Estimate the limit of predictability in short-term traffic forecasting
An entropy-based approach
Guopeng Li (TU Delft - Transport and Planning)
Victor Knoop (TU Delft - Transport and Planning)
J.W.C. van Lint (TU Delft - Transport and Planning)
More Info
expand_more
Other than for strictly personal use, it is not permitted to download, forward or distribute the text or part of it, without the consent of the author(s) and/or copyright holder(s), unless the work is under an open content license such as Creative Commons.
Abstract
Accurate short-term traffic forecasting is the cornerstone for Intelligent Transportation Systems.

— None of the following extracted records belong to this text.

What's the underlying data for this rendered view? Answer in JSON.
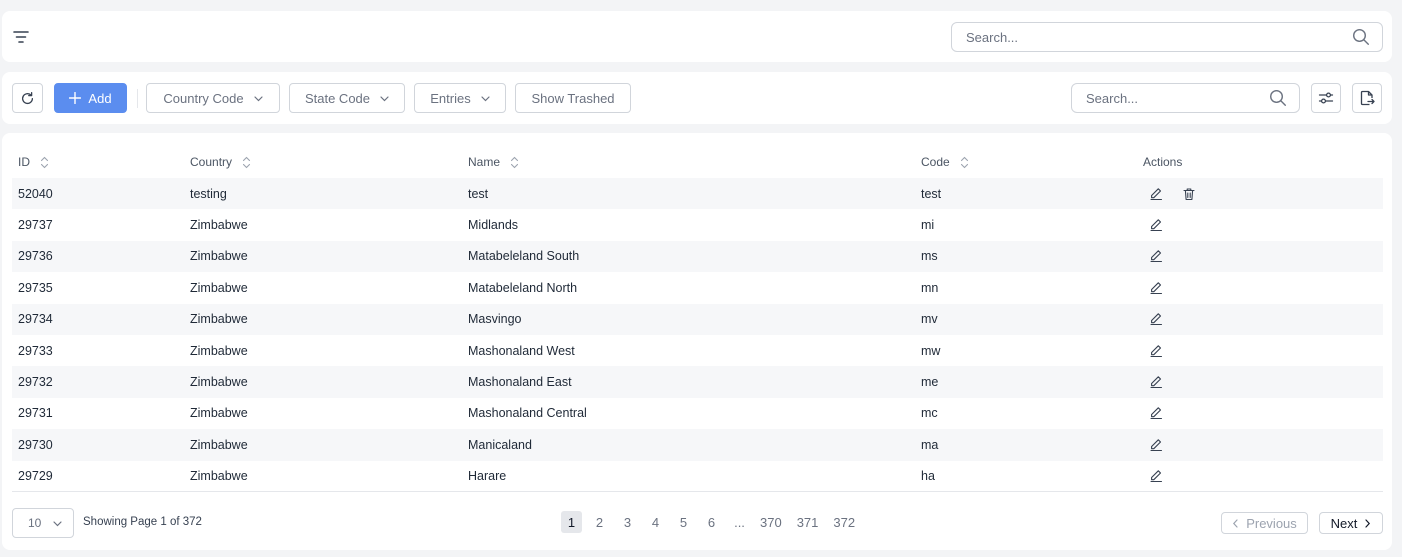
{
  "topbar": {
    "search_placeholder": "Search..."
  },
  "toolbar": {
    "add_label": "Add",
    "country_code_label": "Country Code",
    "state_code_label": "State Code",
    "entries_label": "Entries",
    "show_trashed_label": "Show Trashed",
    "search_placeholder": "Search..."
  },
  "table": {
    "headers": {
      "id": "ID",
      "country": "Country",
      "name": "Name",
      "code": "Code",
      "actions": "Actions"
    },
    "rows": [
      {
        "id": "52040",
        "country": "testing",
        "name": "test",
        "code": "test",
        "deletable": true
      },
      {
        "id": "29737",
        "country": "Zimbabwe",
        "name": "Midlands",
        "code": "mi"
      },
      {
        "id": "29736",
        "country": "Zimbabwe",
        "name": "Matabeleland South",
        "code": "ms"
      },
      {
        "id": "29735",
        "country": "Zimbabwe",
        "name": "Matabeleland North",
        "code": "mn"
      },
      {
        "id": "29734",
        "country": "Zimbabwe",
        "name": "Masvingo",
        "code": "mv"
      },
      {
        "id": "29733",
        "country": "Zimbabwe",
        "name": "Mashonaland West",
        "code": "mw"
      },
      {
        "id": "29732",
        "country": "Zimbabwe",
        "name": "Mashonaland East",
        "code": "me"
      },
      {
        "id": "29731",
        "country": "Zimbabwe",
        "name": "Mashonaland Central",
        "code": "mc"
      },
      {
        "id": "29730",
        "country": "Zimbabwe",
        "name": "Manicaland",
        "code": "ma"
      },
      {
        "id": "29729",
        "country": "Zimbabwe",
        "name": "Harare",
        "code": "ha"
      }
    ]
  },
  "footer": {
    "per_page": "10",
    "showing_text": "Showing Page 1 of 372",
    "pages": [
      "1",
      "2",
      "3",
      "4",
      "5",
      "6",
      "...",
      "370",
      "371",
      "372"
    ],
    "active_page": "1",
    "previous_label": "Previous",
    "next_label": "Next"
  },
  "icons": [
    "filter-icon",
    "search-icon",
    "refresh-icon",
    "plus-icon",
    "chevron-down-icon",
    "sliders-icon",
    "file-export-icon",
    "sort-icon",
    "pencil-icon",
    "trash-icon",
    "chevron-left-icon",
    "chevron-right-icon"
  ],
  "colors": {
    "primary": "#5b8def",
    "background": "#f3f4f6",
    "stripe": "#f6f7f9"
  }
}
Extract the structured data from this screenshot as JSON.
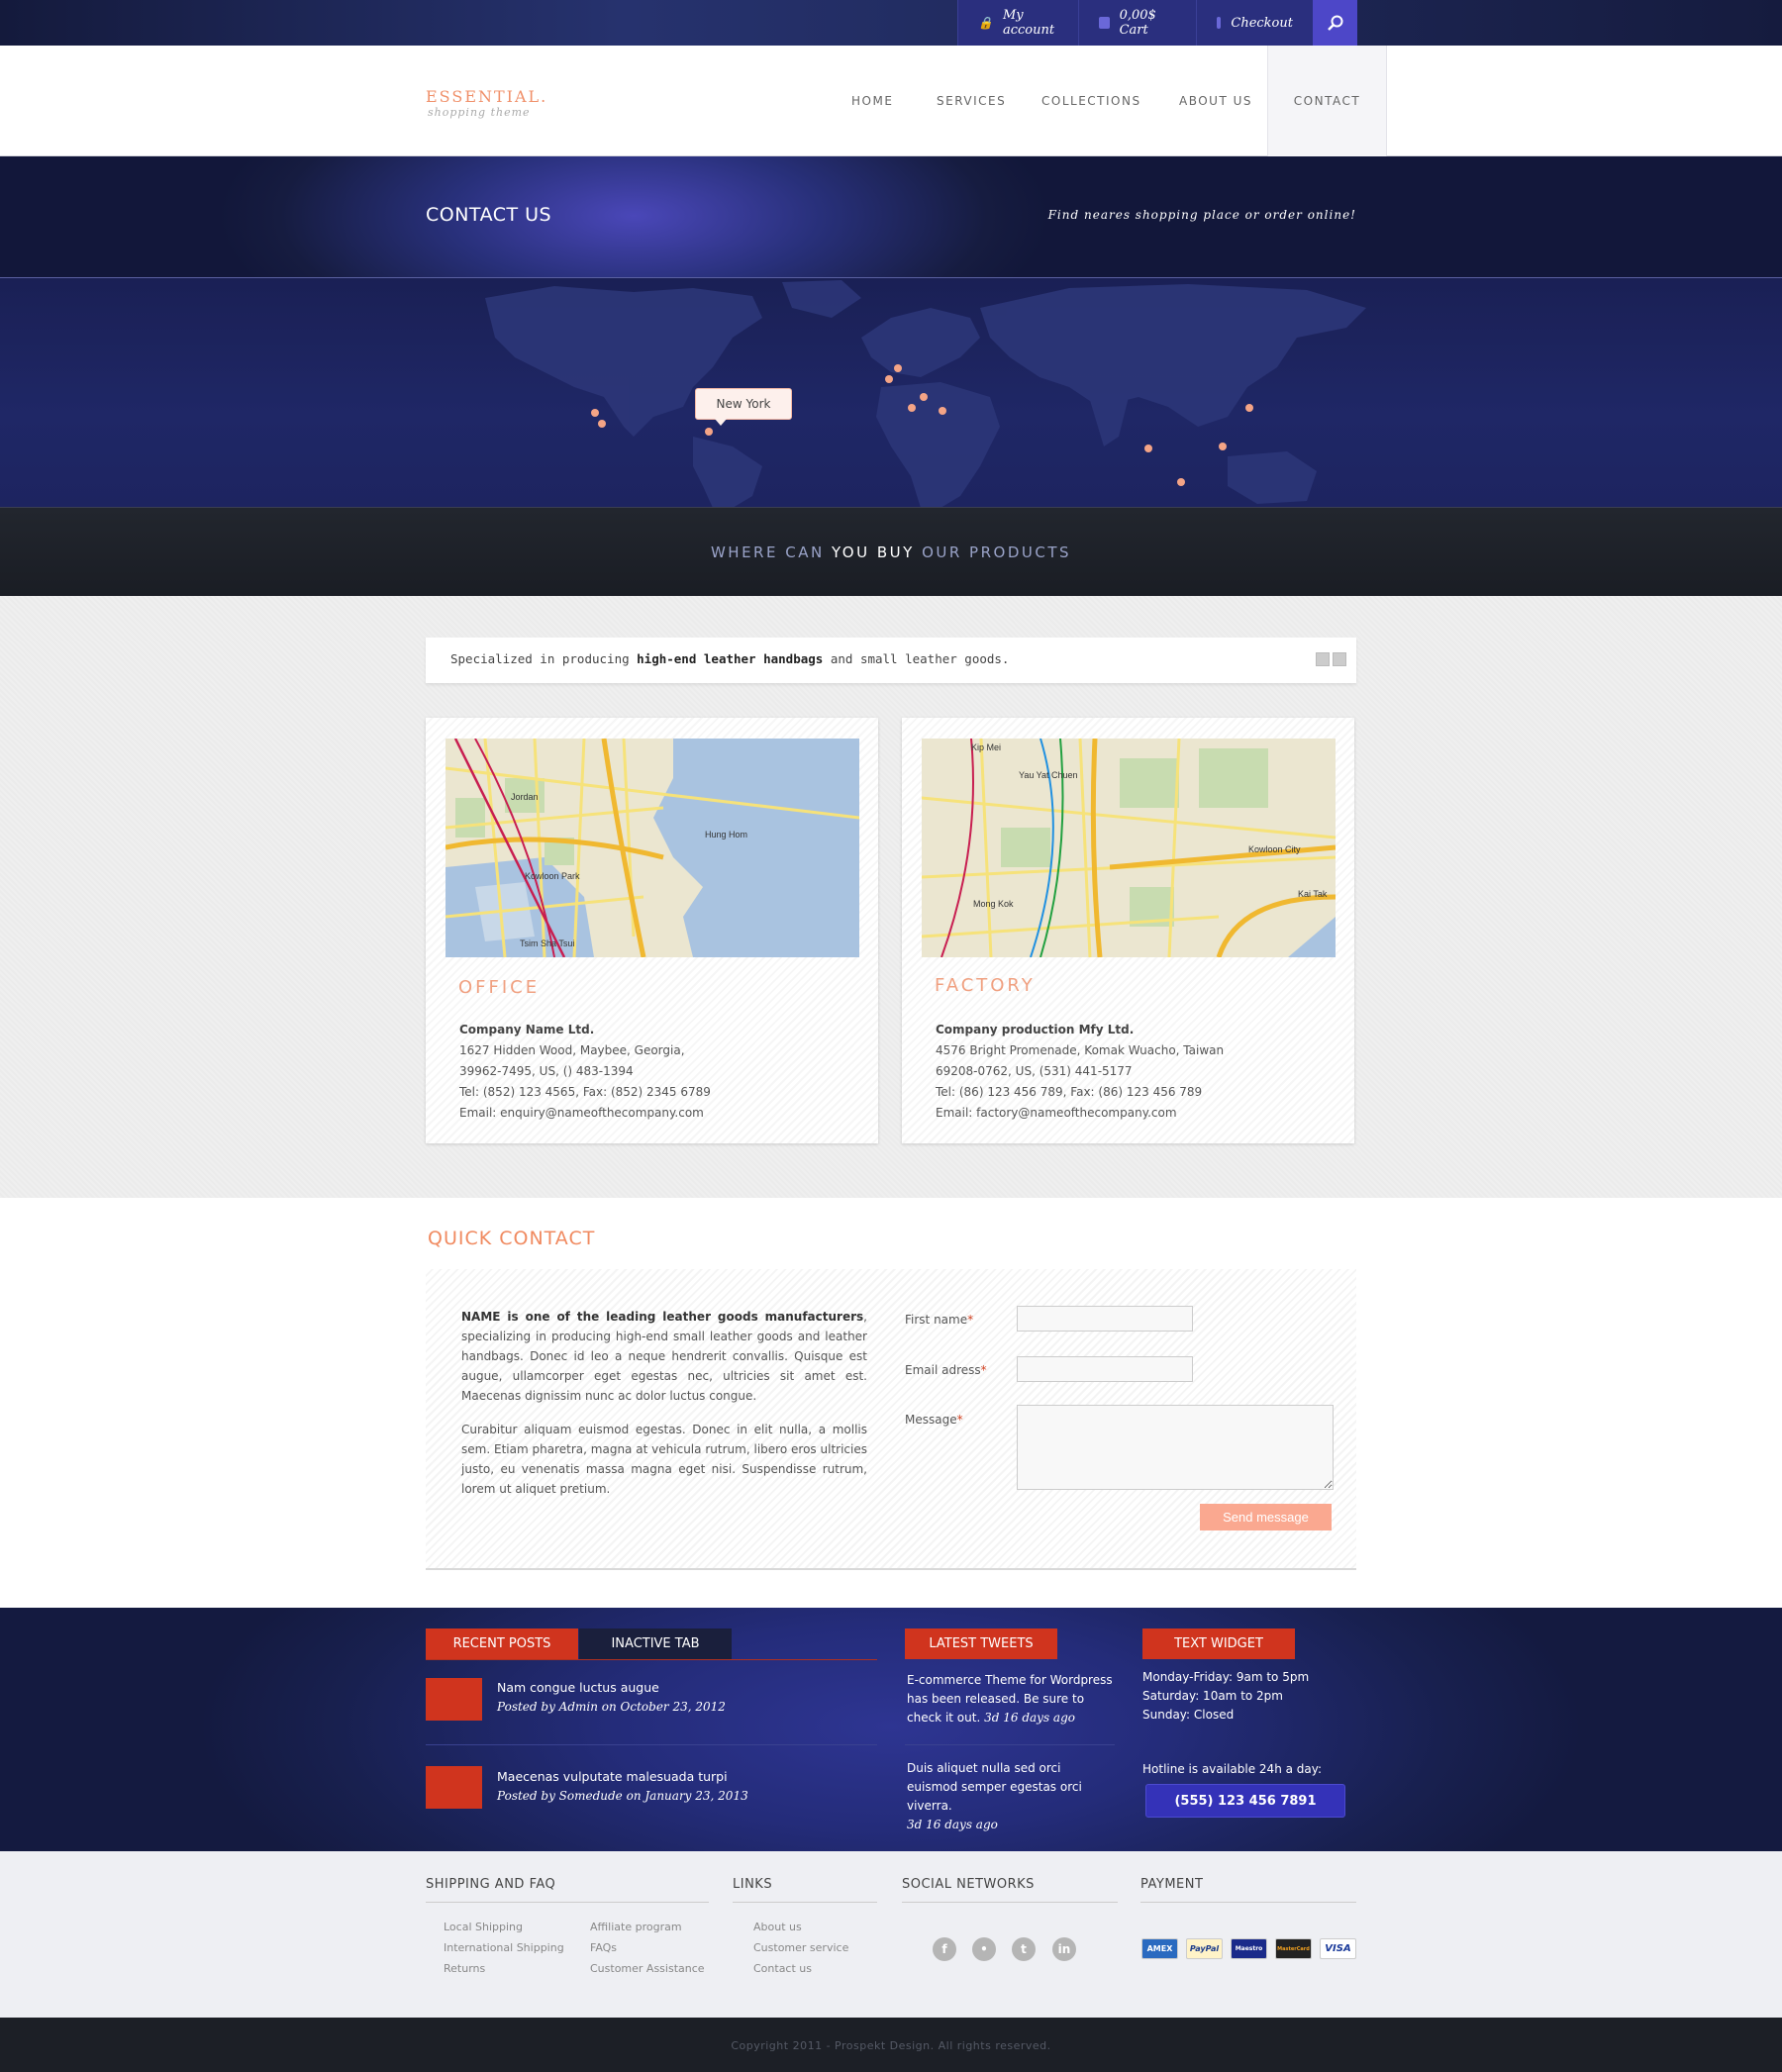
{
  "topbar": {
    "account": "My account",
    "cart": "0,00$ Cart",
    "checkout": "Checkout"
  },
  "header": {
    "logo": "ESSENTIAL.",
    "logo_sub": "shopping theme",
    "nav": [
      "HOME",
      "SERVICES",
      "COLLECTIONS",
      "ABOUT US",
      "CONTACT"
    ],
    "active": "CONTACT"
  },
  "titleband": {
    "title": "CONTACT US",
    "tagline": "Find neares shopping place or order online!"
  },
  "map": {
    "tooltip": "New York",
    "where_pre": "WHERE CAN",
    "where_bold": "YOU BUY",
    "where_post": "OUR PRODUCTS"
  },
  "intro": {
    "pre": "Specialized in producing",
    "bold": "high-end leather handbags",
    "post": "and small leather goods."
  },
  "office": {
    "title": "OFFICE",
    "company": "Company Name Ltd.",
    "line1": "1627 Hidden Wood, Maybee, Georgia,",
    "line2": "39962-7495, US, () 483-1394",
    "tel": "Tel: (852) 123 4565, Fax: (852) 2345 6789",
    "email": "Email: enquiry@nameofthecompany.com",
    "map_labels": [
      "Jordan",
      "Kowloon Park",
      "Tsim Sha Tsui",
      "Hung Hom"
    ]
  },
  "factory": {
    "title": "FACTORY",
    "company": "Company production  Mfy Ltd.",
    "line1": "4576 Bright Promenade, Komak Wuacho, Taiwan",
    "line2": "69208-0762, US, (531) 441-5177",
    "tel": "Tel: (86) 123 456 789, Fax: (86) 123 456 789",
    "email": "Email: factory@nameofthecompany.com",
    "map_labels": [
      "Kip Mei",
      "Yau Yat Chuen",
      "Kowloon City",
      "Mong Kok",
      "Kai Tak"
    ]
  },
  "quick": {
    "title": "QUICK CONTACT",
    "p1_bold": "NAME is one of the leading leather goods manufacturers",
    "p1_rest": ", specializing in producing high-end small leather goods and leather handbags. Donec id leo a neque hendrerit convallis. Quisque est augue, ullamcorper eget egestas nec, ultricies sit amet est. Maecenas dignissim nunc ac dolor luctus congue.",
    "p2": "Curabitur aliquam euismod egestas. Donec in elit nulla, a mollis sem. Etiam pharetra, magna at vehicula rutrum, libero eros ultricies justo, eu venenatis massa magna eget nisi. Suspendisse rutrum, lorem ut aliquet pretium.",
    "first_name": "First name",
    "email": "Email adress",
    "message": "Message",
    "required": "*",
    "send": "Send message"
  },
  "widgets": {
    "tab_recent": "RECENT POSTS",
    "tab_inactive": "INACTIVE TAB",
    "posts": [
      {
        "title": "Nam congue luctus augue",
        "meta": "Posted by Admin on October 23, 2012"
      },
      {
        "title": "Maecenas vulputate malesuada turpi",
        "meta": "Posted by Somedude on January 23, 2013"
      }
    ],
    "tweets_title": "LATEST TWEETS",
    "tweets": [
      {
        "text": "E-commerce Theme for Wordpress has been released. Be sure to check it out.",
        "age": "3d 16 days ago"
      },
      {
        "text": "Duis aliquet nulla sed orci euismod semper egestas orci viverra.",
        "age": "3d 16 days ago"
      }
    ],
    "text_title": "TEXT WIDGET",
    "hours": [
      "Monday-Friday: 9am to 5pm",
      "Saturday: 10am to 2pm",
      "Sunday: Closed"
    ],
    "hotline_label": "Hotline is available 24h a day:",
    "hotline": "(555) 123 456 7891"
  },
  "footer": {
    "shipping_title": "SHIPPING AND FAQ",
    "shipping_col1": [
      "Local Shipping",
      "International Shipping",
      "Returns"
    ],
    "shipping_col2": [
      "Affiliate program",
      "FAQs",
      "Customer Assistance"
    ],
    "links_title": "LINKS",
    "links": [
      "About us",
      "Customer service",
      "Contact us"
    ],
    "social_title": "SOCIAL NETWORKS",
    "payment_title": "PAYMENT",
    "payments": [
      "AMEX",
      "PayPal",
      "Maestro",
      "MasterCard",
      "VISA"
    ],
    "copyright": "Copyright 2011 - Prospekt Design. All rights reserved."
  },
  "colors": {
    "accent": "#f0906a",
    "widget_red": "#d0341e",
    "navy": "#1f2766",
    "button": "#faa890"
  }
}
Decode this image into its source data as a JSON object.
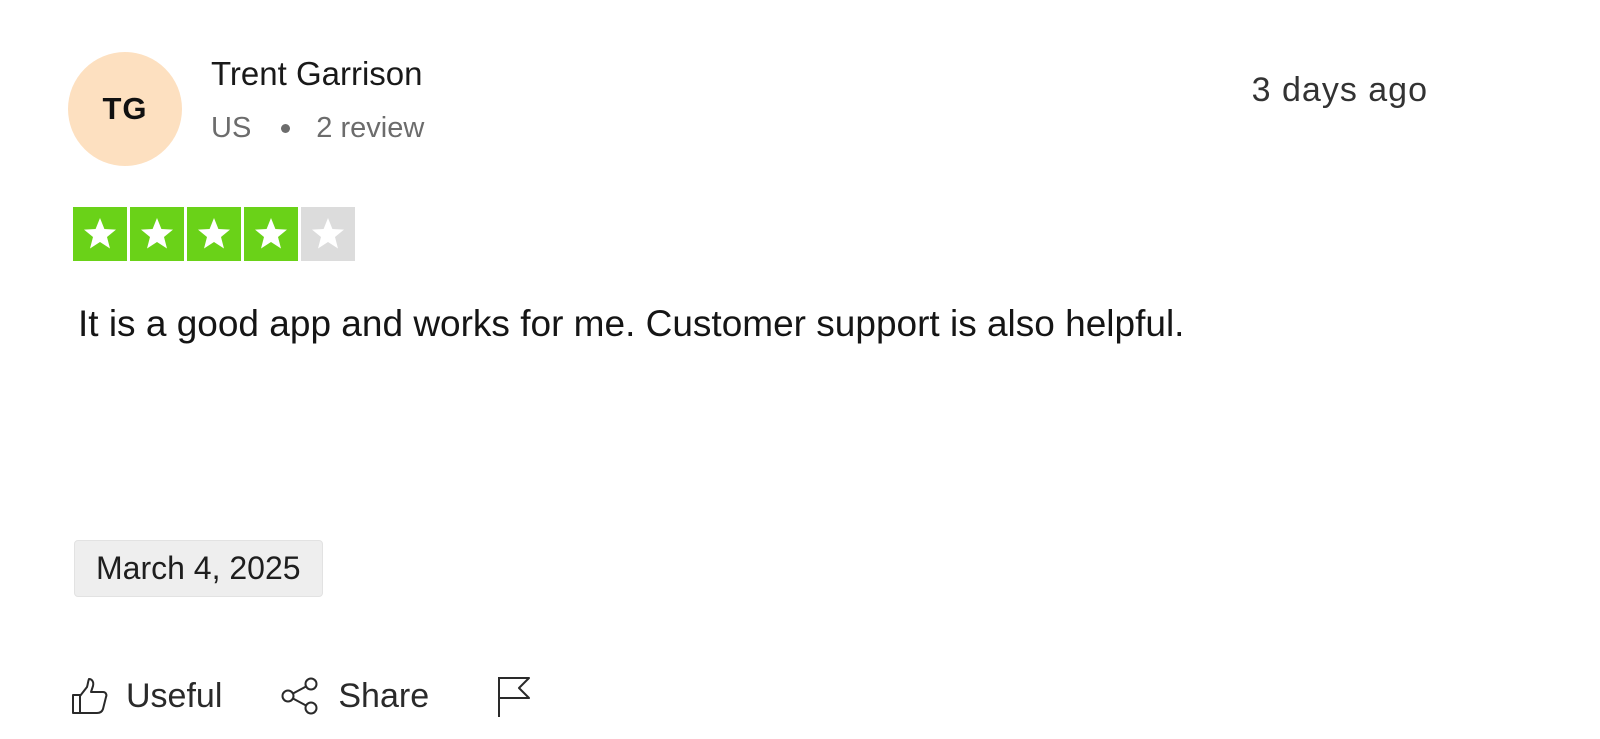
{
  "review": {
    "avatar_initials": "TG",
    "avatar_color": "#fde0c0",
    "reviewer_name": "Trent Garrison",
    "country": "US",
    "review_count": "2 review",
    "time_ago": "3 days ago",
    "rating": 4,
    "rating_max": 5,
    "star_color_on": "#6ad218",
    "star_color_off": "#dcdcdc",
    "body": "It is a good app and works for me. Customer support is also helpful.",
    "experience_date": "March 4, 2025"
  },
  "actions": {
    "useful_label": "Useful",
    "useful_icon": "thumbs-up-icon",
    "share_label": "Share",
    "share_icon": "share-icon",
    "report_icon": "flag-icon"
  }
}
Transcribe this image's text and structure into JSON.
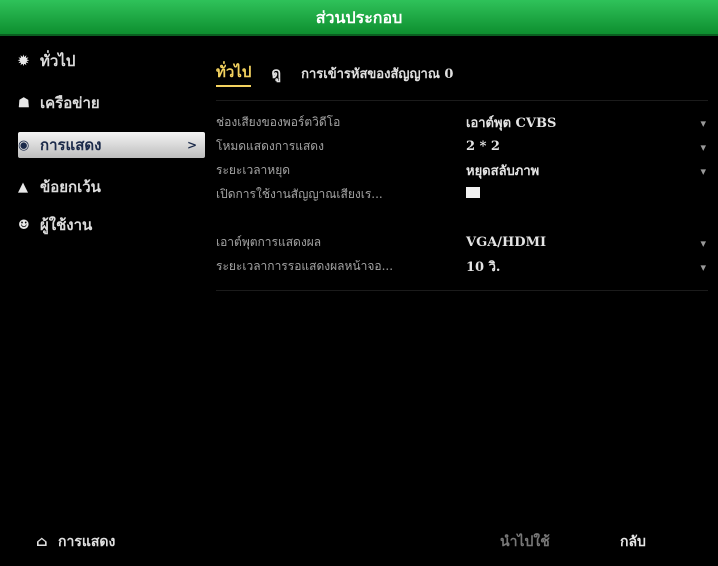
{
  "header": {
    "title": "ส่วนประกอบ"
  },
  "sidebar": {
    "items": [
      {
        "label": "ทั่วไป",
        "icon": "gear-icon"
      },
      {
        "label": "เครือข่าย",
        "icon": "network-icon"
      },
      {
        "label": "การแสดง",
        "icon": "eye-icon",
        "arrow": ">"
      },
      {
        "label": "ข้อยกเว้น",
        "icon": "warning-icon"
      },
      {
        "label": "ผู้ใช้งาน",
        "icon": "users-icon"
      }
    ]
  },
  "tabs": [
    {
      "label": "ทั่วไป"
    },
    {
      "label": "ดู"
    },
    {
      "label": "การเข้ารหัสของสัญญาณ 0"
    }
  ],
  "settings": [
    {
      "label": "ช่องเสียงของพอร์ตวิดีโอ",
      "value": "เอาต์พุต CVBS"
    },
    {
      "label": "โหมดแสดงการแสดง",
      "value": "2 * 2"
    },
    {
      "label": "ระยะเวลาหยุด",
      "value": "หยุดสลับภาพ"
    },
    {
      "label": "เปิดการใช้งานสัญญาณเสียงเร...",
      "value": ""
    },
    {
      "label": "เอาต์พุตการแสดงผล",
      "value": "VGA/HDMI"
    },
    {
      "label": "ระยะเวลาการรอแสดงผลหน้าจอ...",
      "value": "10 วิ."
    }
  ],
  "footer": {
    "home_label": "การแสดง",
    "apply_label": "นำไปใช้",
    "back_label": "กลับ"
  },
  "colors": {
    "header_green": "#1ea843",
    "active_tab": "#f3d25f"
  }
}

In the past several decades, many models have been proposed to continuously improve the predictive accuracy. A key but unsolved question is whether there is a theoretical bound to the accuracy with which traffic can be predicted and whether that limit can be directly estimated from data. To answer this question, we use core concepts in information theory to derive the limit of predictability in short-term traffic forecasting. Theoretical analysis proves that conditional differential entropy poses a rigorous lower bound of negative-log-likelihood (NLL) for probabilistic models. And the continuous form of Fano's theorem further gives a loose lower bound of mean-square-error (MSE) for deterministic models. Based on the special properties of traffic dynamics, two assumptions are made in the estimate of entropy metrics: cyclostationarity (traffic phenomena show strong periodicity) and localized spatial correlation (due to kinematic wave propagation). They allow formulating the limit of predictability as a function of longitudinal space and time-of-day which finds the most uncertain locations and periods solely from data. Experiments on univariate traffic accumulation forecasting and network-level speed forecasting show that the selected models, including some state-of-the-art deep learning models, indeed cannot outperform the estimated lower bounds but just approach them. The limit of predictability depends on time-of-day, network locations, observation range, and prediction horizon. The results reveal that the stochastic nature of traffic dynamics and improper assumptions on the prior distribution of output are two major factors that restrict the predictive performance. In summary, the proposed method estimates a trustworthy performance boundary for most traffic forecasting models. These conclusions are helpful for further studies in this domain.